E devolver o sapato que veio errado e lavar todas as roupas de inverno e guardar as do verão no guarda-roupa do HVAC room.
E dar conta de todas as palavras que não saíram da boca ou das mãos e sequer da cabeça, ainda que haja algumas delas nos cadernos no fundo do armário.
E quem saberá a ordem, a importância, os destinatários do que foi registrado (a Fal, ela sempre sabe).
Quem dirá o que está há tempo demais no freezer e quais são as toalhas das visitas.
E quem saberá que na manhã do sábado dia 19 eu chorei escutando Legião Urbana e que meu verso preferido estava em “Quando o Sol Bater na Janela do Seu Quarto” e não em “Pais e Filhos”.
E quem usará os ingressos do Quebra-Nozes comprados na pré-venda da Mastercard, e comparecerá ao almoço marcado para o mesmo dia, no qual não será comemorado mais um aniversário.
E quem decidirá quais são os livros que ficam e quais das quarenta e cinco mil, setecentas e doze fotografias e arquivos de Word e Google Docs merecem ser salvos.
E quais devem ser apagados para sempre, sem possibilidade de recuperação.
E quais aquarelas estão prontas para pendurar e se as caixas de lápis de cor podem ser da menininha de vestido xadrez, que sempre acertou os nomes das cores.
E a data de entrega das mudas das plantas para o hillside e o momento de finalmente cortar as hortênsias secas e o que fazer com as cinco toneladas de folhas do plátano, mas só depois da terceira semana de novembro.
E que quando o Sebastian voltar de Buenos Aires trará os posters da Prensa La Libertad para as molduras que estão na terceira prateleira da estante da esquerda na garagem.
E pensando em tudo isso não me escapa a ironia que um dos meus filmes preferidos se chama “My Life Without Me”.
E finalmente penso na coragem e dignidade da escolha de Antônio Cícero, e na alegria da chegada do depois que não está à mercê do acaso, mas sim nas mãos de quem acredita que a vida é agora.
Eu fui lendo e arrepiando aqui e fui pega de assalto pelo final.
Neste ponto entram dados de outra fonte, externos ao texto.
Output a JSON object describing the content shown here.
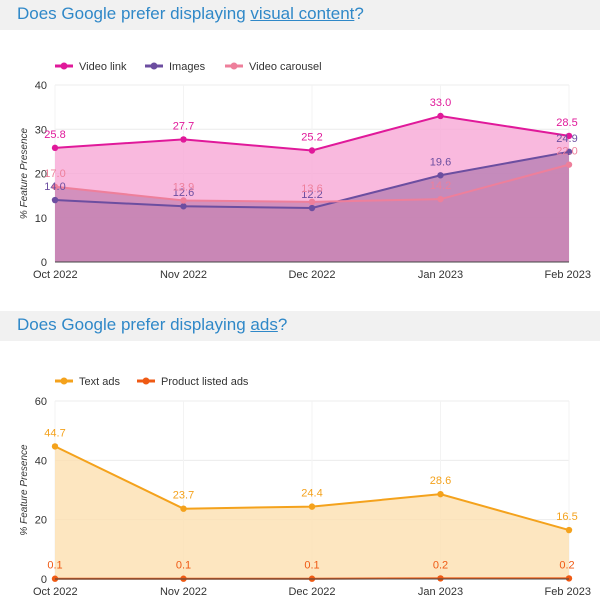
{
  "sections": [
    {
      "title_prefix": "Does Google prefer displaying ",
      "title_link": "visual content",
      "title_suffix": "?"
    },
    {
      "title_prefix": "Does Google prefer displaying ",
      "title_link": "ads",
      "title_suffix": "?"
    }
  ],
  "chart_data": [
    {
      "type": "area",
      "ylabel": "% Feature Presence",
      "ylim": [
        0,
        40
      ],
      "yticks": [
        0,
        10,
        20,
        30,
        40
      ],
      "categories": [
        "Oct 2022",
        "Nov 2022",
        "Dec 2022",
        "Jan 2023",
        "Feb 2023"
      ],
      "legend_position": "top-left",
      "grid": true,
      "series": [
        {
          "name": "Video link",
          "color": "#e0199a",
          "fill": "#f7a8d6",
          "values": [
            25.8,
            27.7,
            25.2,
            33.0,
            28.5
          ]
        },
        {
          "name": "Images",
          "color": "#6c4ea0",
          "fill": "#b87fb3",
          "values": [
            14.0,
            12.6,
            12.2,
            19.6,
            24.9
          ]
        },
        {
          "name": "Video carousel",
          "color": "#ee7f9b",
          "fill": "#c986b4",
          "values": [
            17.0,
            13.9,
            13.6,
            14.2,
            22.0
          ]
        }
      ]
    },
    {
      "type": "area",
      "ylabel": "% Feature Presence",
      "ylim": [
        0,
        60
      ],
      "yticks": [
        0,
        20,
        40,
        60
      ],
      "categories": [
        "Oct 2022",
        "Nov 2022",
        "Dec 2022",
        "Jan 2023",
        "Feb 2023"
      ],
      "legend_position": "top-left",
      "grid": true,
      "series": [
        {
          "name": "Text ads",
          "color": "#f4a21c",
          "fill": "#fde0b0",
          "values": [
            44.7,
            23.7,
            24.4,
            28.6,
            16.5
          ]
        },
        {
          "name": "Product listed ads",
          "color": "#ef5a14",
          "fill": "#f7b48e",
          "values": [
            0.1,
            0.1,
            0.1,
            0.2,
            0.2
          ]
        }
      ]
    }
  ]
}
Você conseguiu escrever o que eu não consegui colocar em palavras mas sinto também.
Sentimos juntas.
Darling,
Como sempre sua emoção vem embrulhada em palavras.
Obrigada
Que presente para mim, darling.
Emocionante
Viver pode ser muito emocionante.
Minha querida, Kohl!!!
Como vc escreve divinamente bem!
Tudo merece publicação!
Um livro de encher os olhos e a alma!!!
Te admiro e te amo demais, minha filha TÃO QUERIDA !!!
Quanto orgulho sempre tivemos
de VOCÊ!!!!
Obrigada!
Que lindo seu texto.
O outono faz isso, né?! Momento de transição que nos remete à inegável certeza dos fins, ainda que estejamos sempre tão ocupadas com os “afins”.
Parabéns pela escrita.
Recebi da Luana, que minha amiga também.
Adorei os fins e os afins! Que bom que voce gostou. Bem-vinda!